Re: Update on me NEW MED ACTEMRA questions

[Guest guest]

Jo,

I know that Dr. Harry S. just recently started Actemra and several others, as

well as those working their way thru the ever frustrating jungle of Insurance

approvals.

I have not really done any review of gold and its long term side effects. Would

be interesting to see the FDA Black Box warnings on that.

But, this note is just to give you a hug of support. I know exactly what you

mean when we take a medication that is no longer working for us. I am stopping

Remicade and switching to Humira. Even though my rheumy is a very positive

person, and reminded me that I didn't fail, the medication failed me. That is

really easy to say, but our first impulse is to blame the failure on ourselves.

That is very depressing to us when something that did work no longer does. I

think that the Still's conference will be discussing depression as it relates to

us and the dragon. Wish I could have made it.

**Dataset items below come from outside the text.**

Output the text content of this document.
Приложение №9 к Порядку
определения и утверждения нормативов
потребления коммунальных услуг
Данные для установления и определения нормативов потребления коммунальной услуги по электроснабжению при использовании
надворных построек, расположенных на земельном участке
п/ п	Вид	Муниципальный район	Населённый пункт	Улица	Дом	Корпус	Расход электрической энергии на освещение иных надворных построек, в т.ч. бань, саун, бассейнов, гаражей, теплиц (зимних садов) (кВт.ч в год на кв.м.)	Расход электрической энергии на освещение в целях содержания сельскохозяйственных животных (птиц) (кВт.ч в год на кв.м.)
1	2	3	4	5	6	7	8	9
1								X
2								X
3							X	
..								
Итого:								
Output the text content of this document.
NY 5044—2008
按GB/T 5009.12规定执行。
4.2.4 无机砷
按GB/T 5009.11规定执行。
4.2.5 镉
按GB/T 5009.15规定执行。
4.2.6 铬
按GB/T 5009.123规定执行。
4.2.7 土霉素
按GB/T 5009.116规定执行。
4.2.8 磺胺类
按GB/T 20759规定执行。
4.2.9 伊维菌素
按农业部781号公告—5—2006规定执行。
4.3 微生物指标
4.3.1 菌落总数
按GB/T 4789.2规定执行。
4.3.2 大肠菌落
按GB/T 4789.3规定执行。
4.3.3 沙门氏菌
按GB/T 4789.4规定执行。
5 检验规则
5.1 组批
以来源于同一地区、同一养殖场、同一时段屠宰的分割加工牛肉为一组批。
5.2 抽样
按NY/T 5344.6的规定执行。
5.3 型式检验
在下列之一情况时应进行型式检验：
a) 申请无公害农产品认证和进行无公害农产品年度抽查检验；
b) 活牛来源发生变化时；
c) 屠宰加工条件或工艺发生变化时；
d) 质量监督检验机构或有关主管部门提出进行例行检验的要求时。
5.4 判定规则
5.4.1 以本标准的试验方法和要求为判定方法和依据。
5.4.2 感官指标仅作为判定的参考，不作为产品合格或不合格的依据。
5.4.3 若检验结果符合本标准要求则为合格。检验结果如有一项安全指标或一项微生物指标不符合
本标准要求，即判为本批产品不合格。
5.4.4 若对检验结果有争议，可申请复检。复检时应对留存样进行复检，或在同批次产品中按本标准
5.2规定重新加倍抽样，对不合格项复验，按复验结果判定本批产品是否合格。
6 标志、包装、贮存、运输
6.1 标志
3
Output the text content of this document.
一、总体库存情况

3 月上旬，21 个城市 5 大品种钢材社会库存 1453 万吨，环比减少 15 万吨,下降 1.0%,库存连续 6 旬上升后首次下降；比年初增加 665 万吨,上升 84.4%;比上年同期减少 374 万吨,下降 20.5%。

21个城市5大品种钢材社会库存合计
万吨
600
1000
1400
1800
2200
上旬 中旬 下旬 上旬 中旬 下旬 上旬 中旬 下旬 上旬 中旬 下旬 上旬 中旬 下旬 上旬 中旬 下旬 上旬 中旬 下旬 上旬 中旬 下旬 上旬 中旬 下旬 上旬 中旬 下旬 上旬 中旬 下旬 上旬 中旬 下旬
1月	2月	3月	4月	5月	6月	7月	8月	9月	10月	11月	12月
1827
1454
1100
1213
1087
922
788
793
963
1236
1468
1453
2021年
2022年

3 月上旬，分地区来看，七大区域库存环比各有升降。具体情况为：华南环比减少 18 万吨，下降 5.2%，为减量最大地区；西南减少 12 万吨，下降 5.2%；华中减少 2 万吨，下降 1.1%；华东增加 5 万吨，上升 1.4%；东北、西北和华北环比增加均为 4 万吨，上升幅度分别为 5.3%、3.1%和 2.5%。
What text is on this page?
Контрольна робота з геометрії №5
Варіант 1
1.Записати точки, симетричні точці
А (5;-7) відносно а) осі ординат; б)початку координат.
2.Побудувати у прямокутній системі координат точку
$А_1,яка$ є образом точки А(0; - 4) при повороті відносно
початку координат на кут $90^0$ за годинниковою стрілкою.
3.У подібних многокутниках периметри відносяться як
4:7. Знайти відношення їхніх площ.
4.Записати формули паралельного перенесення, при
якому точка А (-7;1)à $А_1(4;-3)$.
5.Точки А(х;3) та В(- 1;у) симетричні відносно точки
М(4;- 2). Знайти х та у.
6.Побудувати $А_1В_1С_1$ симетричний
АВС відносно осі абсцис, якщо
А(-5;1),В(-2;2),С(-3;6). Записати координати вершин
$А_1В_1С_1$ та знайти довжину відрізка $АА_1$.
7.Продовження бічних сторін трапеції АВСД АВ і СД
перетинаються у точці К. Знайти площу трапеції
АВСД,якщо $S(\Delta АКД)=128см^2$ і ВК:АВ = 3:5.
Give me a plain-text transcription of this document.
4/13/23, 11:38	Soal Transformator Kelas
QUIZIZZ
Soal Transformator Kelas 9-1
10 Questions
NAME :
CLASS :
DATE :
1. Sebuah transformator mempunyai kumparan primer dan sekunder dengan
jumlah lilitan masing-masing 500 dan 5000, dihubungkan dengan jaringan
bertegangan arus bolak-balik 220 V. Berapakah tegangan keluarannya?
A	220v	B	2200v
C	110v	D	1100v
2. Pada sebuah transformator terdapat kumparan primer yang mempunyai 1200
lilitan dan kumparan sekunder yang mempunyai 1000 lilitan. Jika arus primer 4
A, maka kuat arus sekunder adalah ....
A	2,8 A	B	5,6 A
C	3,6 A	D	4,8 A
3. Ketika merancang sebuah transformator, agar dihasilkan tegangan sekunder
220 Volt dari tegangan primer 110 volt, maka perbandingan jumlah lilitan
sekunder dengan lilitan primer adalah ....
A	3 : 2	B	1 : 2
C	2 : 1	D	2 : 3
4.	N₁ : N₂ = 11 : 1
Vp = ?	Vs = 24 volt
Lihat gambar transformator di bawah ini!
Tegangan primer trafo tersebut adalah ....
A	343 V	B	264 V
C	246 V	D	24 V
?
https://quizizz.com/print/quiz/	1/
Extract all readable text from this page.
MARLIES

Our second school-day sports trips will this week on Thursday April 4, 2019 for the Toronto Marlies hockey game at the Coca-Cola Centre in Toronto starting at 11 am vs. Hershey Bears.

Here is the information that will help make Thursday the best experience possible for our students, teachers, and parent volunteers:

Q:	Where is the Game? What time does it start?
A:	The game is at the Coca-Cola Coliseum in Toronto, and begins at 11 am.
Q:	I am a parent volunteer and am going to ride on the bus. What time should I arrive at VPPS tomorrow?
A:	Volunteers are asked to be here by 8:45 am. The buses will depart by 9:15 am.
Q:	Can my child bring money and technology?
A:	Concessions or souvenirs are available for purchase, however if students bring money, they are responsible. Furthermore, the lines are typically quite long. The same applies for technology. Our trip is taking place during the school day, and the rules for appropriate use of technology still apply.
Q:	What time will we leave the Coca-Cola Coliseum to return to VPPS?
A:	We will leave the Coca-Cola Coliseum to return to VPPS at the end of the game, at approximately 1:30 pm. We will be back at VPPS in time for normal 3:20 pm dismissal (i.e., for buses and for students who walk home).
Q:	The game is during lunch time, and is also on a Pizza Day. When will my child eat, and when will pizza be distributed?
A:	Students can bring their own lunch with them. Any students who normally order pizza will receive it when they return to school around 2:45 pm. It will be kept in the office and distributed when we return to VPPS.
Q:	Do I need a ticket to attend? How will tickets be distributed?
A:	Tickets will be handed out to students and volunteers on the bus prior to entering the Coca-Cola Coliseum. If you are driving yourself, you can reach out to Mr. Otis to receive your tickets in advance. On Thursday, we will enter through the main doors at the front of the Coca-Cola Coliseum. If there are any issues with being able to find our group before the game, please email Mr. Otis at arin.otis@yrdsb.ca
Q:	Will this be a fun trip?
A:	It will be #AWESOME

Hang in there and keep us in the loop.

btw - ER visit today for another case of cellulitis in my hand. (it was so

beautiful yesterday, I could not help but do some outside spring time work. I

should have worn gloves. No comments from the group, my wifey already reminded

me. I also broke a vessel in my eye, thanks to the evil roids. Looks ugly,

annoying and obscures my vision a little. But " whatchagonnadue " .

Tom from PA

>

> Hi gang,

>> dehydration and low potassium).......

> afraid that this could be a delayed (or built up) bad reaction to they gold

> shots (myochrysine). So, in addition to not being able to taper off the

dreaded pred, I am now in between treatments!.........

> but more that I failed again.... letting everyone down, etc...

> sorry so depressing today!

> thanks for the support everyone, I'm really glad you are here!!!

> hugs to you all, Jo

>

>

>

[Guest guest]

I'm one of those people caught in the insurance hell about getting this drug.

Has your doc put it through your insurance yet? It's not " approved " for Stills;

only for " RA " . And Anthem/Blue Cross considers it " experimental " for any other

condition. I've been trying for a month to get it approved, appealing each

denial, but it's slow going.

As for side effects, everything has side effects. People tend to forget that.

What's important is the risk/benefit ratio. Is the benefit you get worth the

risk you are taking? I haven't seen that actemra has many other problems than

the other biologicals. They all have the ability to lower your immune system so

that if you get exposed to something, you can get very sick.

Not to mention that it's ungodly expensive. Because it is an infusion, however,

most of the insurance companies consider it medical and not pharmacy.

Good luck on this; I hope to join you soon on Actemra.